The stolen documents were used as leverage to prevent the movie release. They allegedly contained highly confidential and compromising information on studio executives. Over the following weeks, large amounts of the stolen data were posted online, exposing Sony Pictures to a public relations nightmare and further cyber vulnerabilities.
Kim insisted he had no prior knowledge of the attack, suggesting loyal hacktivists supporting him and his regime may have been responsible. Time will tell as the tiny footprints continue to be tracked.
Sometimes there is little you can do to protect information. But there are always some ways to lower the risk:
– Backup important data and systems. If ransomware strikes, it will be possible to quickly restore it from a recent backup.
– Limit what information is posted online. Even if all account settings are at the most secure level, all information posted on the Internet should be considered available to the world.

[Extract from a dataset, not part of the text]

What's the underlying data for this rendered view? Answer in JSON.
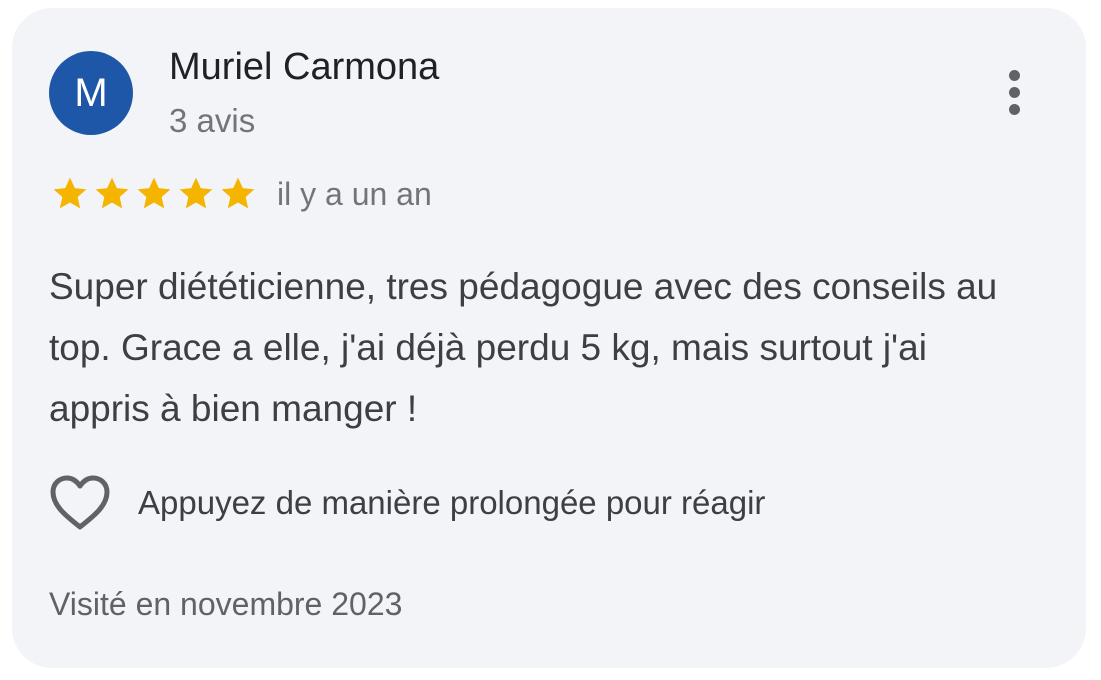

– Implement cybersecurity tools such as firewalls, intrusion prevention and detection devices, and anti-malware and anti-virus software at a minimum. Keep everything up-to-date.
– Train staff and others on cybersecurity essentials such as how to identify a phishing email message and how to limit their exposure on social media. Phishing is still how many attacks succeed, including WannaCry. Social media profiles are a treasure trove of information for W-2 theft and business email compromise (BEC) attacks.
Many attacks don’t target a specific group, industry, or organization. So, just because yours may be small, if the objective is cash then the size of the organization doesn’t matter. All the attackers want is an opening and those can be found using many methods. Two big ones are unpatched and outdated systems and phishing. Stay on top of these and you can prevent your organization from getting stepped on by any sized footprints.